In return, Gunn wrote that Tauk and a second "requestor," Kyle Prall, the Austin-based founder of BustedMugshots.com, agreed to pay REJIS $150 every week to offset the "programming costs to provide specific information in the format requested."
"REJIS does not sell mugshots or data," Gunn's email continued. "REJIS passed the costs of producing the information to the requesters."
The exchange meant that Tauk and Prall received dozens of mugshots every day, direct from REJIS, with the monthly totals often exceeding 2,000 individual cases. Meanwhile, the public and journalists still had to file Sunshine requests and wait for the county to respond, a process that can take days (and sometimes, weeks) to get a single document. But Tauk and Prall now had nearly instantaneous access to the mugshots en masse.

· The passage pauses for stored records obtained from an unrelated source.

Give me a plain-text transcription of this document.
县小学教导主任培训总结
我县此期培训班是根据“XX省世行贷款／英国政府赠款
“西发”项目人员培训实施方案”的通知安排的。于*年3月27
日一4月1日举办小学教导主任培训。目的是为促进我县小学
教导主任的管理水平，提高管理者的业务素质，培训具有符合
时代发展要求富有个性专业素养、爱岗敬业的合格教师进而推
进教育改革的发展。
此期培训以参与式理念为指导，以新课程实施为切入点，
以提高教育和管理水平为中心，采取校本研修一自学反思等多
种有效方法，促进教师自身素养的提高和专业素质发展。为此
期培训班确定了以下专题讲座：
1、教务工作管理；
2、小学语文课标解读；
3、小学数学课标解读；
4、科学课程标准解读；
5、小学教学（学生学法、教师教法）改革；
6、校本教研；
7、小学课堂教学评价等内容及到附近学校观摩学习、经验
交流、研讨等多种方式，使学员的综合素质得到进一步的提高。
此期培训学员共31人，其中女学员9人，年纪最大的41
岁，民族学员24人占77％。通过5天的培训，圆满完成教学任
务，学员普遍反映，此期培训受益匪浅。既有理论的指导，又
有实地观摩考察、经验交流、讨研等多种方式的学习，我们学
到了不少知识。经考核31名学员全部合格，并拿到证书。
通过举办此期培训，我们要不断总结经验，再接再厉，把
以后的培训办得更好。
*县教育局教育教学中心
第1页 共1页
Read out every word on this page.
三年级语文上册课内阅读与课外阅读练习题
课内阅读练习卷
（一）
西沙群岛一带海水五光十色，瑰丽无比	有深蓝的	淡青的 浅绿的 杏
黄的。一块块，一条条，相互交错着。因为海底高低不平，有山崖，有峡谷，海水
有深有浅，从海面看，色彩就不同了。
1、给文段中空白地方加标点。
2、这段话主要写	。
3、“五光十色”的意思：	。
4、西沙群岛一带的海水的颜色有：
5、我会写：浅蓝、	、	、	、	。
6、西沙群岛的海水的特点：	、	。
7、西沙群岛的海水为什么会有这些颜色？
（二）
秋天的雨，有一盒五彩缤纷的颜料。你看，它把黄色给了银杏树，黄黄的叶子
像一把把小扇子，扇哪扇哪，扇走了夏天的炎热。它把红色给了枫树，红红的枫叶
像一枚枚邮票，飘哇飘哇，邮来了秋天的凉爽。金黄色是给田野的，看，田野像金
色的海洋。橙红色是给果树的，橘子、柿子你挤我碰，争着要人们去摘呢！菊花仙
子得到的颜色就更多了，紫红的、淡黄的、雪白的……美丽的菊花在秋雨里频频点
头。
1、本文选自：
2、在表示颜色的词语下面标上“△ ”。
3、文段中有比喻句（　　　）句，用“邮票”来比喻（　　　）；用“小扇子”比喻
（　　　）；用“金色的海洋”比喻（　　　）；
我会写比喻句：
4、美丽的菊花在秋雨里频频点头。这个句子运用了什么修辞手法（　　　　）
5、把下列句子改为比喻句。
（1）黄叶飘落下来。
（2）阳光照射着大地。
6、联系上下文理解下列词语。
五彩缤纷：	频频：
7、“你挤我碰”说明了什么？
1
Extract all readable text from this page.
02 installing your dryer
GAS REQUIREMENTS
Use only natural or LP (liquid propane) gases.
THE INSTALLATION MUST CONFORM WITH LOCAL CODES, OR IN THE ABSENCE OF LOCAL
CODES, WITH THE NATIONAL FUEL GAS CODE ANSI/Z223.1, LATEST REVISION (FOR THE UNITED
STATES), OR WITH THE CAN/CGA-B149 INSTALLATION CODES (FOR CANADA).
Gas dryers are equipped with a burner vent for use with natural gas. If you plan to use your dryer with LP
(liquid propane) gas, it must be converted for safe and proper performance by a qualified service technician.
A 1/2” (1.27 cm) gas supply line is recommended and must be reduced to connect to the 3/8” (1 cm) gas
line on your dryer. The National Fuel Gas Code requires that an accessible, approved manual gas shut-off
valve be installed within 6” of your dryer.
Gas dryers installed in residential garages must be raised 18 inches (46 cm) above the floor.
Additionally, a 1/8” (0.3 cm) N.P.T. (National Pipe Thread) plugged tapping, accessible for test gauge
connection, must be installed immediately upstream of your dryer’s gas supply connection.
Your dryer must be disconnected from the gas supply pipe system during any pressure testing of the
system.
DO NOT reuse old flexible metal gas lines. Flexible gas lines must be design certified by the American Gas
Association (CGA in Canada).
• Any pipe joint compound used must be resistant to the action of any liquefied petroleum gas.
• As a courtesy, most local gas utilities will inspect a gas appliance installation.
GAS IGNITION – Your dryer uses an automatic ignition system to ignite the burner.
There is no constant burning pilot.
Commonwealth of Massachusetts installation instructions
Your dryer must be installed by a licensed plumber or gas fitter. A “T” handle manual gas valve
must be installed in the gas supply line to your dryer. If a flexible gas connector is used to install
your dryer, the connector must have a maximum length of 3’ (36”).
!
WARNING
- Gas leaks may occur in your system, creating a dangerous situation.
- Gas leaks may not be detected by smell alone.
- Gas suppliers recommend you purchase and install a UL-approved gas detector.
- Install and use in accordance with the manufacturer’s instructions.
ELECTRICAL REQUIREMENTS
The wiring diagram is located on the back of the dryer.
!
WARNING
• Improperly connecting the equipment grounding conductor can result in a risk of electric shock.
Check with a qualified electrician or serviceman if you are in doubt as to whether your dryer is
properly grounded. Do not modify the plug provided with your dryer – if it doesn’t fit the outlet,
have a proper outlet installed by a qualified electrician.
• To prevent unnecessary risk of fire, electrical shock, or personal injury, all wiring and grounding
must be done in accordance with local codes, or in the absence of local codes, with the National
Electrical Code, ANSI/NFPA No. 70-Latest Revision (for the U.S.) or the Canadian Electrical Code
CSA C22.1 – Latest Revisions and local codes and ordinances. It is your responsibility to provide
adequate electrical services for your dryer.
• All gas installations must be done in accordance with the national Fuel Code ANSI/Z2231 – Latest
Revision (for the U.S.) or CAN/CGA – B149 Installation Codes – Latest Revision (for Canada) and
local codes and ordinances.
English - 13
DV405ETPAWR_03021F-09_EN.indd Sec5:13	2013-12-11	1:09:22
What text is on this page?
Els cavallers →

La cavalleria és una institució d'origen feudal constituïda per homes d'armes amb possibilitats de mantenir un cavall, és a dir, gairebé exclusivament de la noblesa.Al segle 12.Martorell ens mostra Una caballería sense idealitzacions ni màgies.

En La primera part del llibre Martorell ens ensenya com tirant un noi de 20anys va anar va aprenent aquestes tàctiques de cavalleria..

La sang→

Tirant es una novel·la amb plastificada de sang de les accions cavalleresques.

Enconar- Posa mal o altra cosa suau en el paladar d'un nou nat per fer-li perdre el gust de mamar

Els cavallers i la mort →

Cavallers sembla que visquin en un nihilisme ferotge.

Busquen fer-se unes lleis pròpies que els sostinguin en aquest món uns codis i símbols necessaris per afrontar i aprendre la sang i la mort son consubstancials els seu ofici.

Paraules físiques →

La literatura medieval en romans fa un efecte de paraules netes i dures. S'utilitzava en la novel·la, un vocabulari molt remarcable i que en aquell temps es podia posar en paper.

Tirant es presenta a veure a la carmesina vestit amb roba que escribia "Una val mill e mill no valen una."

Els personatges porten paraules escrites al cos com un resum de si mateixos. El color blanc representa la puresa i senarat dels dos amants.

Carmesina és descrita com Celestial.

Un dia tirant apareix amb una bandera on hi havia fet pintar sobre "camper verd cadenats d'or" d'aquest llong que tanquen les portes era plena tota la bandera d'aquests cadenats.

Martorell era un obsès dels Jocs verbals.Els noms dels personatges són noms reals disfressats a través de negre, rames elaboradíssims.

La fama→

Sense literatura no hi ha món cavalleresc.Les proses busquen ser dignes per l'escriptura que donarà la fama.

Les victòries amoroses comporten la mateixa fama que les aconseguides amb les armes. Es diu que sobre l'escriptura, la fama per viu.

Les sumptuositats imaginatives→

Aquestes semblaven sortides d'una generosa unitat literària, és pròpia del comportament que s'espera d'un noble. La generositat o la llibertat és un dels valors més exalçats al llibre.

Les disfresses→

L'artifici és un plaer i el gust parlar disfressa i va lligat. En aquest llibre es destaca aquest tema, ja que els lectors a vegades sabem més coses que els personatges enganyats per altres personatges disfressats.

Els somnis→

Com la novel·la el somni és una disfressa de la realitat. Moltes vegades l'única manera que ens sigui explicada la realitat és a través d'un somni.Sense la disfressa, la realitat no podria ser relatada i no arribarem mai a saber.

With the arrangement in place, REJIS opened the floodgates of St. Louis County's crime data. According to Gunn, Prall was the first customer to make use of the data, gaining access in May 2012. The date corresponds with the start of the Busted Mugshots collection of more than 120,000 St. Louis County mugshots still available on the site.
Busted Mugshots stopped updating in April 2019 — just a few months after Prall himself became the subject of a twenty-count federal indictment. Prosecutors accused him of diverting more than $500,000 from sham political action committees backing 2016 presidential candidates Bernie Sanders, Hillary Clinton and Donald Trump. Prall eventually pleaded guilty and, in October 2019, a judge sentenced him to three years in prison.
Tauk ran into no such trouble with the law in St. Louis. He gained access to the REJIS mugshot supply in 2014, around four years after founding Behind the Bars. The sixteen-page tabloid offered eye-catching and often suggestive headlines — one run of issues featured stories titled "East side stripper tells all," "Fried chicken & cocaine" and "Clowning and frowning."
Around the same time, Tauk founded STLMugshots.com.